Head Of The Demon is a black/doom metal band formed in 2012 from Stockholm, Sweden and the best way to really describe their sound is if you take Cultes des Ghoules, Mortuary Drape and Negative Plane but to create a hybrid of blackened doom metal with lyrical content consists of HP Lovecraft, satanism and occultism you get Head Of The Demon in a brief description. Released on Invictus Productions, Deadly Black Doom is the third full-length and offering from these Swedish musicians and is the continuation of their follow-up release of Sathanas Trismegistos which was released in 2016. Now, as someone who really enjoys doom metal and several black metal bands incorporating different styles of death metal, symphonic and even melodic black metal, Head Of The Demon takes their own twist of two incredible genres and stir the pot until it thickens and behold, they’ve successfully created a album that has met my expectations skyhigh.
Honestly, this record not only demonstrated a beautiful picture of wonderfully crafted black metal signatures, melodies and arrangements but they have the perfect amount of Doom Metal passages that doesn’t distract or cause any sort of repetitiveness aside from the luxurious production and devastating instrumentals front to back kept my adrenaline levels steadying.
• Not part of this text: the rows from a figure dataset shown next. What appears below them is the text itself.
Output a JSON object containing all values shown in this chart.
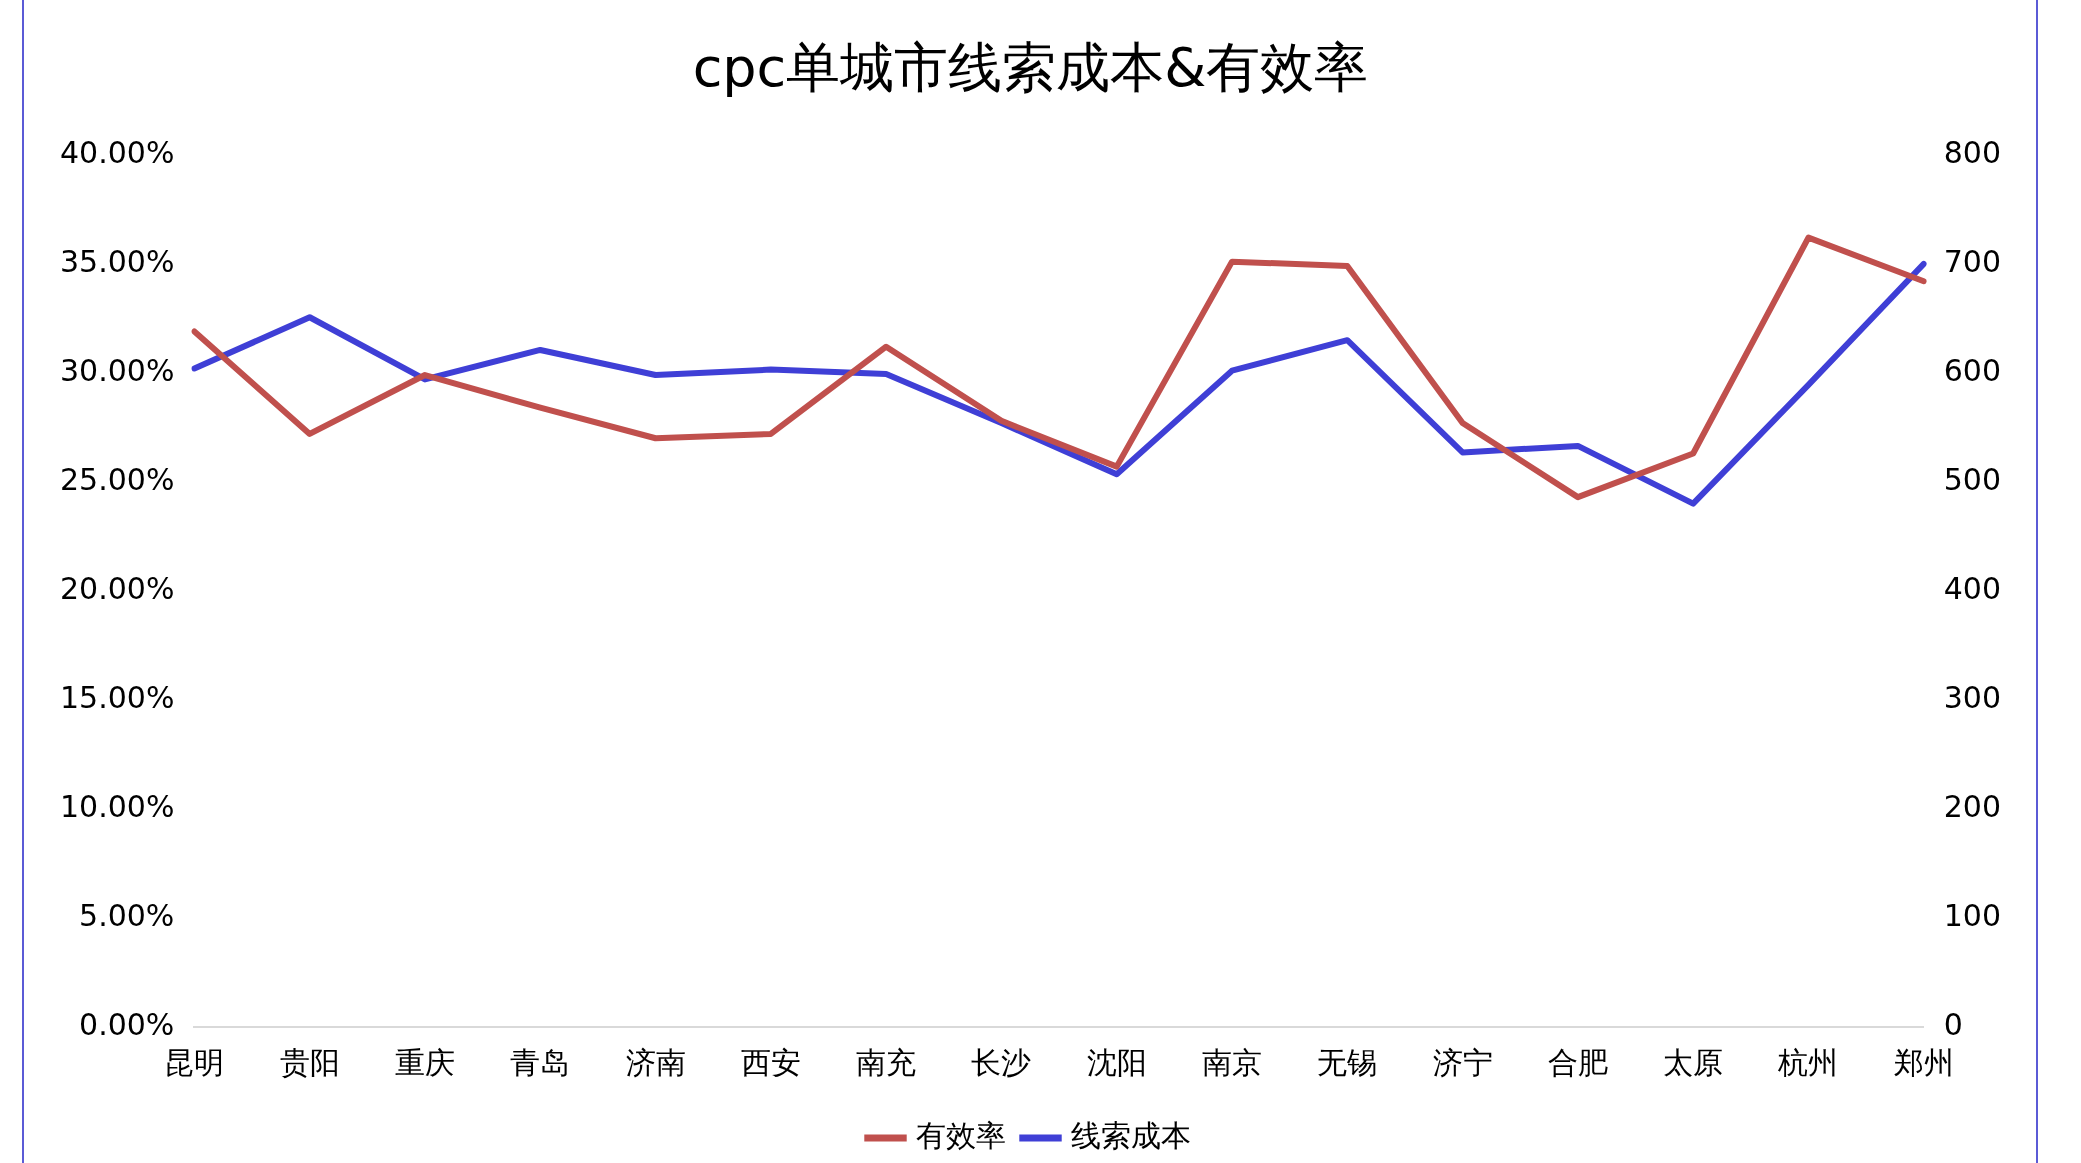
{
  "chart_data": {
    "type": "line",
    "title": "cpc单城市线索成本&有效率",
    "categories": [
      "昆明",
      "贵阳",
      "重庆",
      "青岛",
      "济南",
      "西安",
      "南充",
      "长沙",
      "沈阳",
      "南京",
      "无锡",
      "济宁",
      "合肥",
      "太原",
      "杭州",
      "郑州"
    ],
    "series": [
      {
        "name": "有效率",
        "color": "#c0504d",
        "values": [
          31.9,
          27.2,
          29.9,
          28.4,
          27.0,
          27.2,
          31.2,
          27.8,
          25.7,
          35.1,
          34.9,
          27.7,
          24.3,
          26.3,
          36.2,
          34.2
        ]
      },
      {
        "name": "线索成本",
        "color": "#3f3fd6",
        "axis": "y2",
        "values": [
          604,
          651,
          594,
          621,
          598,
          603,
          599,
          554,
          507,
          602,
          630,
          527,
          533,
          480,
          589,
          700
        ]
      }
    ],
    "ylim": [
      0,
      40
    ],
    "yticks": [
      {
        "value": 0,
        "label": "0.00%"
      },
      {
        "value": 5,
        "label": "5.00%"
      },
      {
        "value": 10,
        "label": "10.00%"
      },
      {
        "value": 15,
        "label": "15.00%"
      },
      {
        "value": 20,
        "label": "20.00%"
      },
      {
        "value": 25,
        "label": "25.00%"
      },
      {
        "value": 30,
        "label": "30.00%"
      },
      {
        "value": 35,
        "label": "35.00%"
      },
      {
        "value": 40,
        "label": "40.00%"
      }
    ],
    "y2lim": [
      0,
      800
    ],
    "y2ticks": [
      0,
      100,
      200,
      300,
      400,
      500,
      600,
      700,
      800
    ],
    "grid": false,
    "legend": "bottom",
    "marker": "none",
    "line_style": "solid"
  }
}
Lyrically, musically and progressively speaking, Head Of The Demon’s craftsmanship is so extremely consistent where the concentrations of the guitars, drums, vocals, bass and mixing department is simply put, fascinating in its own retrospect. Just take songs for example such as Voidsoul, The House of Peor and
Set-Sutekh, everything on this album is not entirely repetitive but some of the songs uses atmospheric tones to tend on focusing traces of brutality while keeping the traditional Head Of The Demon sound the listener is grown accustomed to.
Not only their songs can be extremely addictive to listen to but the members each have their counterparts are delightful, delicate and rhythmic. Perhaps the album’s secondary half of the album welcomes some additional touches as it penetrates experimentation and variety to be revealed on a monstrosity where these fascinating epic soundscapes are truly amazing as the lyricism and songwriting are dynamic within the album’s context. Overall, I was heavily impressed to see what lies next for these Swedish musicians to use black and doom metal compositions alongside a very thought-provoking and magnifying album this band had done to date.